Evidence of Piezoelectric Potential and Screening Effect in Single Highly Doped ZnO:Ga and ZnO:Al Nanowires by Advanced Scanning Probe Microscopy

International audience; A complete study based on advanced atomic force microscopy electrical mode called scanning spreading resistance microscopy (SSRM) is carried out on a series of samples of zinc oxide (ZnO) nanowires grown by chemical bath deposition with different doping concentrations using gallium (Ga). The concentration of free charge carriers determined through SSRM signal calibration with a specific molecular beam epitaxy-grown multilayer structure with variation in each layer of electrically active Ga doping ranges from 1 × 1017 to 7 × 1020 at./cm3. It was found that the concentration of free charge carriers changed in every nanowire sample with a different ratio of the doping precursor. It increases from 3 × 1018 at./cm3 in non-intentionally doped nanowires to 7.6 × 1019 at./cm3 in samples grown with a doping precursor concentration [Ga(NO3)3]/[Zn(NO3)2] of more than 2%, which makes it possible to gradually dope the nanowires with more accurate regulation of the precursor concentration.
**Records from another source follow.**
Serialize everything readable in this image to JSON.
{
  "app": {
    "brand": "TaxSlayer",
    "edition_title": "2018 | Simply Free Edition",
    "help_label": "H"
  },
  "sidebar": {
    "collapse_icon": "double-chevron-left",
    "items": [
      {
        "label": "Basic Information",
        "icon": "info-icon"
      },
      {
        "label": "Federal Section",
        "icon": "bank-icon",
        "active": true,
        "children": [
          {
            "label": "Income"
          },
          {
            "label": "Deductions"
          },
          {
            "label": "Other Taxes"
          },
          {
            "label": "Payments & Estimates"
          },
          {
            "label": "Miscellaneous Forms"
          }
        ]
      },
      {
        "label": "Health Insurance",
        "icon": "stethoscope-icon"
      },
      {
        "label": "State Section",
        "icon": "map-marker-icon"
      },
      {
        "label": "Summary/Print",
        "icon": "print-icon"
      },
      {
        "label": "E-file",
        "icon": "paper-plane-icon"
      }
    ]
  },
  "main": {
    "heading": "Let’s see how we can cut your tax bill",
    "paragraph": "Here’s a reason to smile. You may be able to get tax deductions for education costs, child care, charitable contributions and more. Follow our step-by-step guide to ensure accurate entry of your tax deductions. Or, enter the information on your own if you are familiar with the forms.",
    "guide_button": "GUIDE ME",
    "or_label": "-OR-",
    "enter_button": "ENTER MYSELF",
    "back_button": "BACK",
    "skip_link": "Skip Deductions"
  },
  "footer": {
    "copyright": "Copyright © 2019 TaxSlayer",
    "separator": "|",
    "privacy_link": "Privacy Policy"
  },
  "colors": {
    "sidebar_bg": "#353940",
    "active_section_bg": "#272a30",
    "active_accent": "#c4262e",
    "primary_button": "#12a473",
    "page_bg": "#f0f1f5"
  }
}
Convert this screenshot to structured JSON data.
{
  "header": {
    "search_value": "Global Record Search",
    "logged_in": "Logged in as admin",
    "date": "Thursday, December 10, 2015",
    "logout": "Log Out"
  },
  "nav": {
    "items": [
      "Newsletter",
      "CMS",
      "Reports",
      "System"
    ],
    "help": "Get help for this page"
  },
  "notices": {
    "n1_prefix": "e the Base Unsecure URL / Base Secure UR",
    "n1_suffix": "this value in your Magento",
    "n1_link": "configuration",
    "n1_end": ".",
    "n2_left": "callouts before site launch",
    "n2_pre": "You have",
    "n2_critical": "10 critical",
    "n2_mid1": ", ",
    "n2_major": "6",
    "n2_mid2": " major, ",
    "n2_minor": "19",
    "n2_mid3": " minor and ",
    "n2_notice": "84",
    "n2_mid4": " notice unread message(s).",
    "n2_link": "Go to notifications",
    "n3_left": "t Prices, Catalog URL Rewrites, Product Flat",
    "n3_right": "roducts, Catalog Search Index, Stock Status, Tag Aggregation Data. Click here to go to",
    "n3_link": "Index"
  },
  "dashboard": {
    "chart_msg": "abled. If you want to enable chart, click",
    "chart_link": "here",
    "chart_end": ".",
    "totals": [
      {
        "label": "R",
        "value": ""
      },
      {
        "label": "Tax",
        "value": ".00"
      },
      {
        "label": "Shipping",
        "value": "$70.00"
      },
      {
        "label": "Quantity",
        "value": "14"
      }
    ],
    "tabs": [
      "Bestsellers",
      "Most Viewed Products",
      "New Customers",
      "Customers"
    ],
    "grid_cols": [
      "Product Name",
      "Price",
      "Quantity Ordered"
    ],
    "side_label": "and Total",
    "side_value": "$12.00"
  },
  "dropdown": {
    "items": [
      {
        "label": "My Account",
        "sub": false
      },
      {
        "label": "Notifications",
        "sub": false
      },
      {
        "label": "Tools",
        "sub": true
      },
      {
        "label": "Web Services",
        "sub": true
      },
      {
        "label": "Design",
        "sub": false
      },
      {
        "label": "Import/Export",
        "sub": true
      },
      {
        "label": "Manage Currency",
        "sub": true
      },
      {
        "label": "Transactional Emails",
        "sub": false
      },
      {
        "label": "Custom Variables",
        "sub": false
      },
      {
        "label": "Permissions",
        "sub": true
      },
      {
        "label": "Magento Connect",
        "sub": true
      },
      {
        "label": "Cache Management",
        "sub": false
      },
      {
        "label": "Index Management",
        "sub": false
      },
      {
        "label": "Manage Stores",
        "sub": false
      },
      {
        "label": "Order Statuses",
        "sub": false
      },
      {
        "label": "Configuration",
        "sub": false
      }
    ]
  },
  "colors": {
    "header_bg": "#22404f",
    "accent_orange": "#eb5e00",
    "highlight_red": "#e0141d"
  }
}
A similar electrical activity for aluminum (Al)-doped nanowires is found. Piezoresponse force microscopy (PFM) in dual-frequency resonance tracking (DFRT) mode reveals a stable piezoelectric activity of highly doped nanowires that is presumably attributed to the increased surface trap density causing a Fermi level pinning when ZnO nanowires are grown at a high pH value favorable for the intentional doping. It also shows the degradation of piezoelectric properties caused by the “screening effect,” which directly correlates with the increase of free charge carrier concentration in nanowires. PFM in the DFRT mode is eventually proposed as an original direct method for analyzing the electrical properties of a single piezoelectric nanowire.